Calon Pasangan IYL, RMS Unggul Telak atas Cakka

Sedikit berbeda dengan Cakka. Dulunya, Cakka sempat memegang alih kendari Golkar Luwu. Namun, beberapa waktu lalu, terjadi polemik di internal Golkar. Cakka terpaksa dicopot dari tampuk kekuasaan 'beringin' Luwu.

Direktur Epicentrum Politica, Iin Fitriani menyebut, RMS lebih unggul ketimbang Cakka. RMS dianggap memiliki bargaining power secara struktural, karena ketua parpol.

"Alasan lainnya, RMS itu ditopang oleh sumber daya manusia dan sumber daya finansial yang kuat, yang pasti dibutuhkan dalam tiap perhelatan politik," jelas Iin.

Pencopotan Cakka dari Golkar, kata Iin, tentu sedikit banyak memiliki pengaruh dalam hal pemenangan, jika memang bakal berduet dengan IYL. Secara struktural, Cakka dianggap tidak lagi memiliki kendaraan politik untuk menjalankan mesin pemenangan.
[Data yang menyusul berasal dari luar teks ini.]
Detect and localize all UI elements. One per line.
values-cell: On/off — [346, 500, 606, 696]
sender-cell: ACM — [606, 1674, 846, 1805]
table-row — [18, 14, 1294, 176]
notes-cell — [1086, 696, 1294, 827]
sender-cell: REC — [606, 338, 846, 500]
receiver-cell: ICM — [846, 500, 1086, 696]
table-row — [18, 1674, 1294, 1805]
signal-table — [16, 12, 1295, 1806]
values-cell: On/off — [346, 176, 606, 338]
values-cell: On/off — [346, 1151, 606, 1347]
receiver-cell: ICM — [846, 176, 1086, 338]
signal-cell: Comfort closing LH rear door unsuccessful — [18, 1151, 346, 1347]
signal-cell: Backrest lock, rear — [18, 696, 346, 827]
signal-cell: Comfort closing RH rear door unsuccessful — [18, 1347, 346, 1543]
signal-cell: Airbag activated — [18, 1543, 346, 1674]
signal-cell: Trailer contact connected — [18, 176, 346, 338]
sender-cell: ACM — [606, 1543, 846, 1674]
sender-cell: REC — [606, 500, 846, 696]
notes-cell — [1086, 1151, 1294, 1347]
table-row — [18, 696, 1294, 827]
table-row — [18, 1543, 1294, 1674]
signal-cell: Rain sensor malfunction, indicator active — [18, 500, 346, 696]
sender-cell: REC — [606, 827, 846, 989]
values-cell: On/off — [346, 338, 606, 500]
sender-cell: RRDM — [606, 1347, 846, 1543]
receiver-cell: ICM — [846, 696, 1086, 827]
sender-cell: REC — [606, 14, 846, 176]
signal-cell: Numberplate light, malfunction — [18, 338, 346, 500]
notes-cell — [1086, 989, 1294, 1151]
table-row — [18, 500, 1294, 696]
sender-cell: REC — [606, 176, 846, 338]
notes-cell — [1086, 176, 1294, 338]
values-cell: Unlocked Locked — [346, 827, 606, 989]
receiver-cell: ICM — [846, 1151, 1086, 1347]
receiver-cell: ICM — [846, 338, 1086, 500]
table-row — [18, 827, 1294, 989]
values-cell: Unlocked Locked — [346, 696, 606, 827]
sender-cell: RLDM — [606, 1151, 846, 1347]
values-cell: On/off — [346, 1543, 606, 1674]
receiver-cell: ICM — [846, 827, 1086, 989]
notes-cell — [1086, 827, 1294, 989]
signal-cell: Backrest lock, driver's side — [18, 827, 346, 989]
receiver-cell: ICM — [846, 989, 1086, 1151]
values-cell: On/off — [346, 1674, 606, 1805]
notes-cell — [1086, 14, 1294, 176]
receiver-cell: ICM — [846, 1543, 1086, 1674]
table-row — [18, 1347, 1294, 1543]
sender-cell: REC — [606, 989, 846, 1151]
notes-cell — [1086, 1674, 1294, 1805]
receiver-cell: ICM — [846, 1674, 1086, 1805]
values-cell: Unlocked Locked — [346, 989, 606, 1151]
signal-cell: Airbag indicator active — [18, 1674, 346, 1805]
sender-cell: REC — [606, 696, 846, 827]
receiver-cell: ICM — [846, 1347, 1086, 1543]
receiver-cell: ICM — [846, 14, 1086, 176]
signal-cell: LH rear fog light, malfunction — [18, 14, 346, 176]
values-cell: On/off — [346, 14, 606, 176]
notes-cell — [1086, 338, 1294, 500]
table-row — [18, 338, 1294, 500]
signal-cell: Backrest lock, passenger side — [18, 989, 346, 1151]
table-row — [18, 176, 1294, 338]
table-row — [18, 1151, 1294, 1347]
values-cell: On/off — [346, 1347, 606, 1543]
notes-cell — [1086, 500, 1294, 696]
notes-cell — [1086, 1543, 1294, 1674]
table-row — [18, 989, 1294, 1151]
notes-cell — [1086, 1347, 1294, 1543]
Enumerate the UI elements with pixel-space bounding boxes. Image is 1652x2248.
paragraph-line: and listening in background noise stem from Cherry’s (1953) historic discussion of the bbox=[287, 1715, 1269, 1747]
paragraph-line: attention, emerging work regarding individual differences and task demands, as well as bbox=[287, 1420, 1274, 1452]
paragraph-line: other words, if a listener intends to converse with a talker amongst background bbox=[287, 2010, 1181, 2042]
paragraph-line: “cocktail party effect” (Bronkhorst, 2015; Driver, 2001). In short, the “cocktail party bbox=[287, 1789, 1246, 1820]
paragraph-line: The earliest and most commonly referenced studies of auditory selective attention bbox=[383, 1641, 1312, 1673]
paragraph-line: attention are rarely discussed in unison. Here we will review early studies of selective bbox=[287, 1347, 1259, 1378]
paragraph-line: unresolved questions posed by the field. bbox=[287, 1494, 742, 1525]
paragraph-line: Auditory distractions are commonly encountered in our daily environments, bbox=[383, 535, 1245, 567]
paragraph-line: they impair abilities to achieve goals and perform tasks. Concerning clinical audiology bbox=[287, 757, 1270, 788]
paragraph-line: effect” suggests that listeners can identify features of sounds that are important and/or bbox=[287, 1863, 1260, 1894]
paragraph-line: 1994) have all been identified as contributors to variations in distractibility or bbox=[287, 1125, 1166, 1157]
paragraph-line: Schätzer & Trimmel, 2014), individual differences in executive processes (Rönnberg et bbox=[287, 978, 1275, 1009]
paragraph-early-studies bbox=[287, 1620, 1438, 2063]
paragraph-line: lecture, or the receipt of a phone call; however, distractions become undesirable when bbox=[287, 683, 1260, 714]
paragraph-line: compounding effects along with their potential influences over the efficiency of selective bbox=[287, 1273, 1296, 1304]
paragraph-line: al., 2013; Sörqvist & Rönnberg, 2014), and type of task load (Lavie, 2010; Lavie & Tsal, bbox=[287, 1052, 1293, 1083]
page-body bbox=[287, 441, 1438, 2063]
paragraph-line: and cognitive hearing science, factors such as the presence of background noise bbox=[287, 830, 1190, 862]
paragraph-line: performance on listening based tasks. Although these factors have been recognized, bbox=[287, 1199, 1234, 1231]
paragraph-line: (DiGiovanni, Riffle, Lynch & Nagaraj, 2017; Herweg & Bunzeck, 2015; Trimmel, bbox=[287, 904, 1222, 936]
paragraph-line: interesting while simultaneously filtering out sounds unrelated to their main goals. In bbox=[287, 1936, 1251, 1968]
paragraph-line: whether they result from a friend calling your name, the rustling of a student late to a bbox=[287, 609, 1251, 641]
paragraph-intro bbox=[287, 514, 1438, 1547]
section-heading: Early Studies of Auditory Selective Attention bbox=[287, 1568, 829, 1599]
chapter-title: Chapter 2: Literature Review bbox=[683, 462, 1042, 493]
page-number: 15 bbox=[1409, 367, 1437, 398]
Belum lagi, Iin menganggap, konflik politik di tubuh klan Qahhar Mudzakkar, menjadi isu yang dianggap cukup merugikan buat Cakka.

"Terakhir itu, dari latar belakang etnis, RMS lebih terkenal di kawasan Ajatappareng dan Bosowa dibandingkan Cakka. Namun karena posisinya sebagai fungsionaris Partai NasDem, kiprahnya pun sudah cukup terkenal di kawasan luwu karena kepentingan politik partainya," papar Iin.

"Sedangkan keterkenalan Cakka baru sebatas menguasai Luwu Raya, belum terlalu menyebar di kawasan etnis bugis," pungkasnya.

Calon Pasangan IYL, RMS Unggul Telak atas Cakka

Terpisah, Koordinator Wilayah Sulawesi Saiful Mujani Research and Consulting (SMRC) Riswadi Atto Taroempoe menilai, kedua tetap unggul, lantaran jelang masa pemilihan tahun 2018, keduanya masih berstatus sebagai kepala daerah. 

Di sisi lain, keduanya juga dianggap memiliki irisan basis pemilih. Tak dapat ditampik, kata Riswadi, majunya Aziz Qahhar Mudzakkar, yang merupakan saudara kandung dari Cakka, akan saling menganggu suara nantinya.

"Begitu dengan Pak RMS. Ada Wagub Pak Agus yang juga merupakan tokoh dari Ajatappareng. Jadi tentu, kekuatan figur akan jadi penentu siapa yang mampu menggaet suara terbanyak di wilayah masing-masing," demikian Riswadi.